SOPA – how our Congress is Un-American

Why the ESA is Wrong to Support SOPA
[Via American Times]

The Entertainment Software Association has reasserted their support of the anti-piracy legislation currently being debated in congress. The ESA’s members include giants in the video game and software industry such as Nintendo, Sony, EA and many more. Earlier reports suggesting some of these companies had withdrawn support from SOPA have turned out to be false.

In its statement, the ESA claims that ”As an industry of innovators and creators, we understand the importance of both technological innovation and content protection, and do not believe the two are mutually exclusive. Rogue websites — those singularly devoted to profiting from their blatant illegal piracy — restrict demand for legitimate video game products and services, thereby costing jobs.”

“Our industry needs effective remedies to address this specific problem, and we support the House and Senate proposals to achieve this objective. We are mindful of concerns raised about a negative impact on innovation. We look forward to working with the House and Senate, and all interested parties, to find the right balance and define useful remedies to combat willful wrongdoers that do not impede lawful product and business model innovation.”

No doubt piracy is a problem, and many of the rogue sites which the SOPA/PIPA legislation seeks to shut down exist for no other reason save to enable piracy of games, music, and film that other people and companies worked hard and spent money to create.

The issue is not that something should or should not be done – most interested parties can agree that some move to better cope with piracy threats is reasonable if not as pressing an issue as many in the entertainment industry argue.

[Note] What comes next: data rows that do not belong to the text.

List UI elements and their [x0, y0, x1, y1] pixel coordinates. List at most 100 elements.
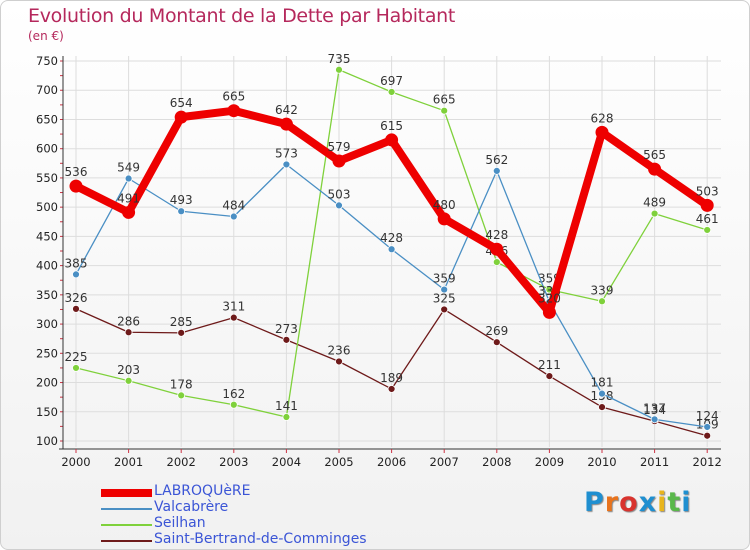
data-label: 359	[433, 272, 456, 286]
data-label: 428	[485, 228, 508, 242]
data-point-valcabr-re	[282, 160, 291, 169]
data-point-labroqu-re	[332, 154, 346, 168]
x-tick-label: 2002	[167, 455, 196, 469]
data-point-valcabr-re	[124, 174, 133, 183]
y-tick-label: 300	[36, 317, 58, 331]
data-point-saint-bertrand-de-comminges	[335, 357, 343, 366]
data-point-labroqu-re	[542, 305, 556, 319]
data-point-labroqu-re	[69, 179, 83, 193]
data-label: 124	[696, 409, 719, 423]
data-label: 203	[117, 363, 140, 377]
data-point-labroqu-re	[490, 242, 504, 256]
data-label: 225	[65, 350, 88, 364]
data-point-labroqu-re	[648, 162, 662, 176]
data-label: 134	[643, 403, 666, 417]
data-point-valcabr-re	[650, 415, 659, 424]
y-tick-label: 250	[36, 346, 58, 360]
y-tick-label: 200	[36, 376, 58, 390]
data-label: 236	[328, 343, 351, 357]
legend-label: Seilhan	[154, 515, 206, 531]
data-label: 642	[275, 103, 298, 117]
y-tick-label: 350	[36, 288, 58, 302]
legend-label: Saint-Bertrand-de-Comminges	[154, 531, 367, 547]
data-point-valcabr-re	[703, 423, 712, 431]
data-label: 484	[222, 199, 245, 213]
data-point-labroqu-re	[595, 125, 609, 139]
x-tick-label: 2012	[693, 455, 722, 469]
data-point-saint-bertrand-de-comminges	[598, 403, 606, 411]
data-point-saint-bertrand-de-comminges	[440, 305, 449, 314]
data-label: 162	[222, 387, 245, 401]
data-point-seilhan	[335, 65, 343, 74]
data-point-seilhan	[703, 226, 712, 234]
x-tick-label: 2011	[640, 455, 669, 469]
data-label: 503	[328, 187, 351, 201]
data-label: 273	[275, 322, 298, 336]
data-point-saint-bertrand-de-comminges	[282, 335, 291, 344]
data-label: 428	[380, 231, 403, 245]
data-point-labroqu-re	[437, 212, 451, 226]
y-tick-label: 150	[36, 405, 58, 419]
data-label: 615	[380, 119, 403, 133]
data-point-labroqu-re	[279, 117, 293, 131]
chart-unit: (en €)	[28, 29, 64, 43]
data-label: 461	[696, 212, 719, 226]
y-tick-label: 600	[36, 142, 58, 156]
legend-swatch	[101, 508, 152, 510]
data-point-labroqu-re	[174, 110, 188, 124]
data-label: 181	[591, 376, 614, 390]
data-label: 285	[170, 315, 193, 329]
y-tick-label: 550	[36, 171, 58, 185]
data-label: 480	[433, 198, 456, 212]
data-label: 326	[65, 291, 88, 305]
data-point-saint-bertrand-de-comminges	[177, 328, 186, 337]
data-point-saint-bertrand-de-comminges	[72, 304, 80, 313]
data-point-valcabr-re	[229, 212, 238, 221]
data-point-valcabr-re	[177, 207, 186, 216]
data-point-seilhan	[650, 209, 659, 218]
legend-label: LABROQUèRE	[154, 483, 251, 499]
data-point-seilhan	[177, 391, 186, 400]
data-label: 503	[696, 184, 719, 198]
data-label: 565	[643, 148, 666, 162]
x-tick-label: 2003	[219, 455, 248, 469]
data-label: 549	[117, 161, 140, 175]
data-point-saint-bertrand-de-comminges	[387, 385, 396, 393]
x-tick-label: 2007	[430, 455, 459, 469]
y-tick-label: 100	[36, 434, 58, 448]
y-tick-label: 650	[36, 112, 58, 126]
data-point-saint-bertrand-de-comminges	[229, 313, 238, 322]
data-label: 536	[65, 165, 88, 179]
chart-title: Evolution du Montant de la Dette par Hab…	[28, 5, 456, 27]
legend-swatch	[101, 540, 152, 542]
data-label: 697	[380, 74, 403, 88]
data-label: 665	[433, 93, 456, 107]
data-label: 269	[485, 324, 508, 338]
data-label: 385	[65, 256, 88, 270]
x-tick-label: 2000	[61, 455, 90, 469]
data-label: 325	[433, 291, 456, 305]
data-label: 141	[275, 399, 298, 413]
data-point-saint-bertrand-de-comminges	[703, 431, 712, 440]
y-tick-label: 400	[36, 259, 58, 273]
data-point-valcabr-re	[387, 245, 396, 254]
legend-label: Valcabrère	[154, 499, 229, 515]
data-point-valcabr-re	[598, 389, 606, 398]
x-tick-label: 2010	[587, 455, 616, 469]
data-point-seilhan	[229, 400, 238, 409]
legend-swatch	[101, 524, 152, 526]
x-tick-label: 2006	[377, 455, 406, 469]
y-tick-label: 700	[36, 83, 58, 97]
data-point-seilhan	[492, 258, 501, 267]
data-label: 339	[591, 283, 614, 297]
data-label: 137	[643, 401, 666, 415]
data-point-valcabr-re	[492, 167, 501, 175]
data-point-labroqu-re	[227, 104, 241, 118]
data-label: 489	[643, 196, 666, 210]
brand-logo: Proxiti	[584, 487, 692, 518]
data-label: 320	[538, 291, 561, 305]
data-label: 579	[328, 140, 351, 154]
data-point-labroqu-re	[122, 205, 136, 219]
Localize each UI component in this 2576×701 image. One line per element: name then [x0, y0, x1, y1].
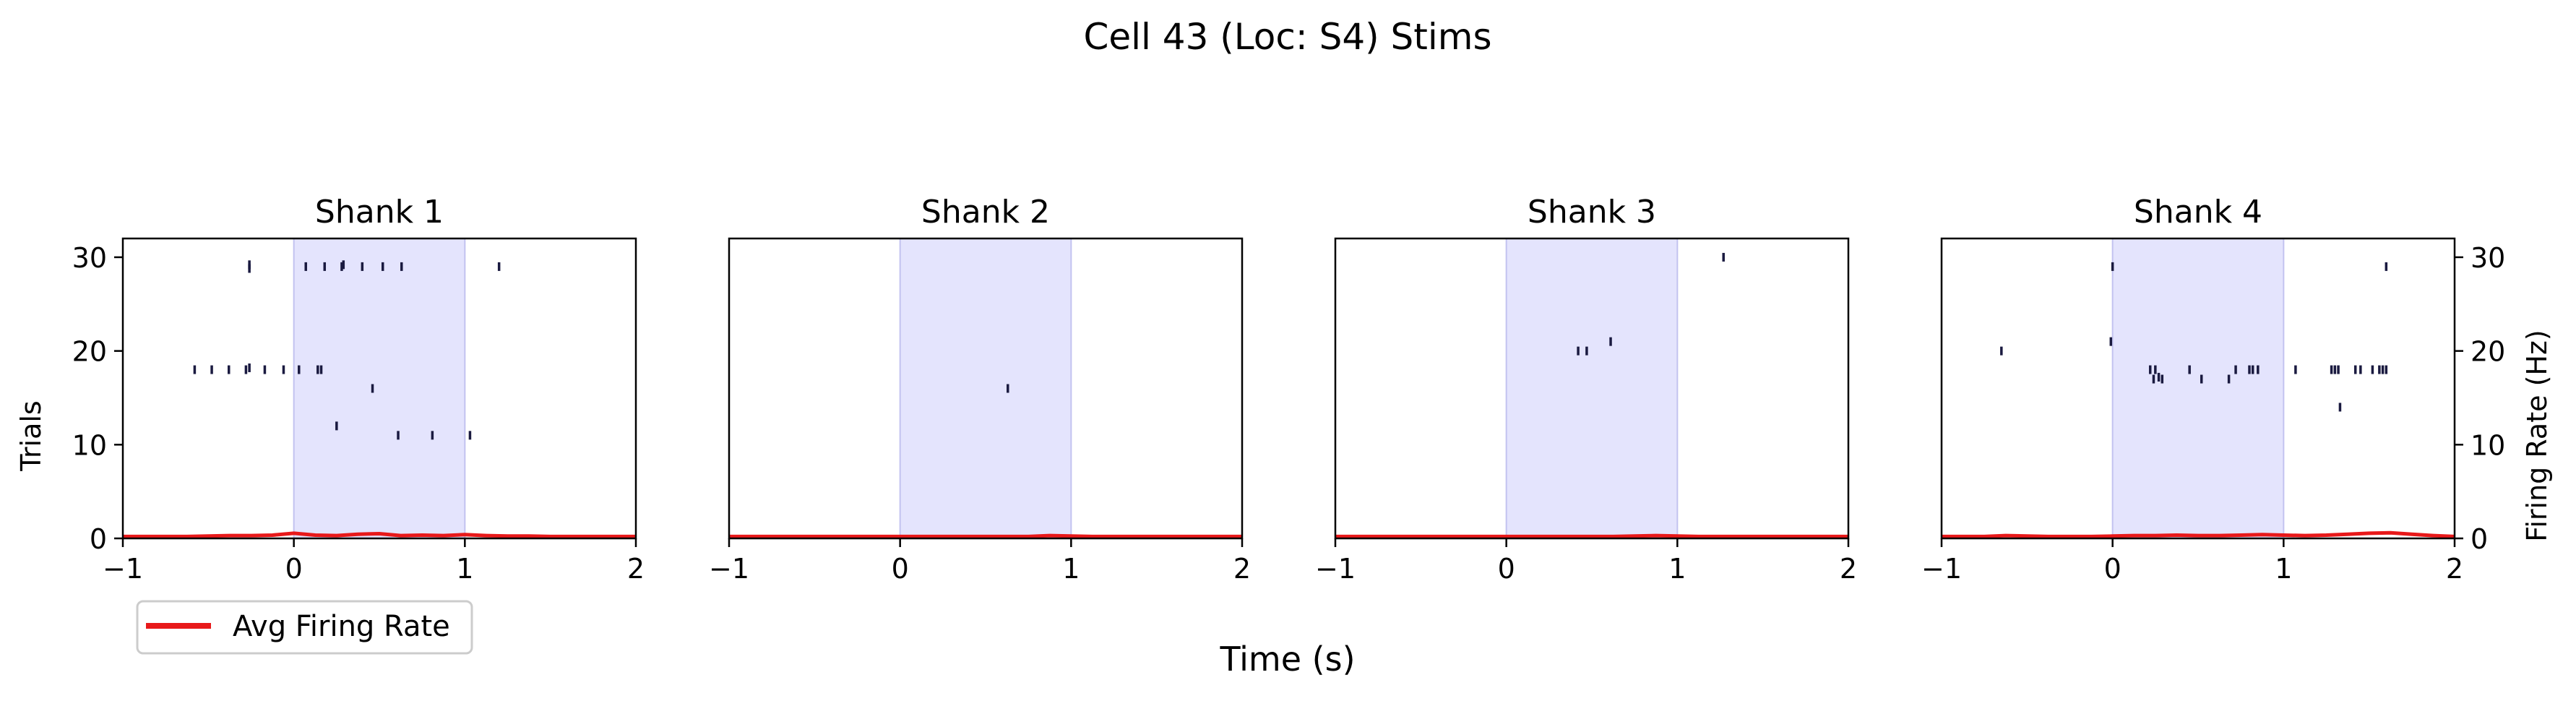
- axes-frame: [1940, 237, 2456, 540]
- legend: Avg Firing Rate: [136, 600, 473, 655]
- legend-frame: [136, 600, 473, 655]
- x-tick-label: −1: [1315, 553, 1356, 585]
- y-tick-label: 0: [2471, 523, 2488, 555]
- axes-frame: [728, 237, 1244, 540]
- axes-frame: [1334, 237, 1850, 540]
- y-axis-label-right: Firing Rate (Hz): [2521, 330, 2553, 542]
- x-tick-label: 0: [892, 553, 909, 585]
- panel-title: Shank 4: [2134, 194, 2262, 231]
- x-tick-label: 1: [2275, 553, 2292, 585]
- stim-window: [293, 238, 466, 539]
- panel-title: Shank 2: [921, 194, 1050, 231]
- axes-frame: [121, 237, 637, 540]
- y-tick-label: 10: [72, 429, 107, 461]
- avg-rate-line: [123, 531, 636, 538]
- x-tick-label: 1: [1062, 553, 1080, 585]
- x-tick-label: 2: [627, 553, 645, 585]
- x-tick-label: −1: [709, 553, 749, 585]
- x-tick-label: 2: [1840, 553, 1857, 585]
- stim-window: [899, 238, 1072, 539]
- legend-label: Avg Firing Rate: [233, 610, 450, 643]
- panel-title: Shank 3: [1528, 194, 1656, 231]
- y-axis-label-left: Trials: [15, 400, 47, 471]
- x-tick-label: −1: [103, 553, 143, 585]
- panel-3: −1 0 1 2 Shank 3: [1315, 194, 1857, 585]
- x-axis-label: Time (s): [1219, 640, 1355, 679]
- x-tick-label: 0: [2104, 553, 2121, 585]
- avg-rate-line: [1942, 530, 2455, 538]
- y-tick-label: 10: [2471, 429, 2505, 461]
- y-tick-label: 30: [2471, 242, 2505, 274]
- x-tick-label: −1: [1921, 553, 1962, 585]
- stim-window: [2111, 238, 2285, 539]
- y-tick-label: 0: [90, 523, 107, 555]
- x-tick-label: 2: [1233, 553, 1251, 585]
- figure-title: Cell 43 (Loc: S4) Stims: [1083, 16, 1491, 58]
- y-tick-label: 20: [72, 336, 107, 368]
- stim-window: [1505, 238, 1679, 539]
- y-tick-label: 20: [2471, 336, 2505, 368]
- x-tick-label: 0: [1498, 553, 1515, 585]
- x-tick-label: 0: [285, 553, 303, 585]
- x-tick-label: 1: [456, 553, 473, 585]
- y-tick-label: 30: [72, 242, 107, 274]
- panel-title: Shank 1: [315, 194, 444, 231]
- panel-2: −1 0 1 2 Shank 2: [709, 194, 1251, 585]
- x-tick-label: 2: [2446, 553, 2463, 585]
- x-tick-label: 1: [1668, 553, 1686, 585]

The real problem is that the legislation in question goes too far, giving over too many powers to the government and giving away too much to the industry. So what are the problems with SOPA?

[More]

SOPA makes us like China. Like Saudi Arabia. Like North Korea.Our ability to connect on the Internet would be in the ands of politicians and corporations.

They would determine who gets to be seen online. They would also penalize anyone who even linked to one of the sites they alone get to hide.

The government has already shown that it will ‘kill’ a site in appropriately, not returning it for over a year. SOPA will allow this to be expanded exponentially, with commercial entities providing the need to kill sites.

And the funny thing is that it will do little good anyway in stopping people from finding pirated material if they want. Perhaps if these companies did a better job providing easier access to the materials, things would be different.

But their business model is based on scarcity so they must make things scarce – such as our freedoms and possibly even our civil liberties.

Any politician who votes for this shows their true colors – they are for censorship, for being guilty until proven innocent, for killing the Internet to further their own business patrons, for Un-Americanism. I would not be surprised if some enterprising hacker to ‘Santorum‘ these politicians.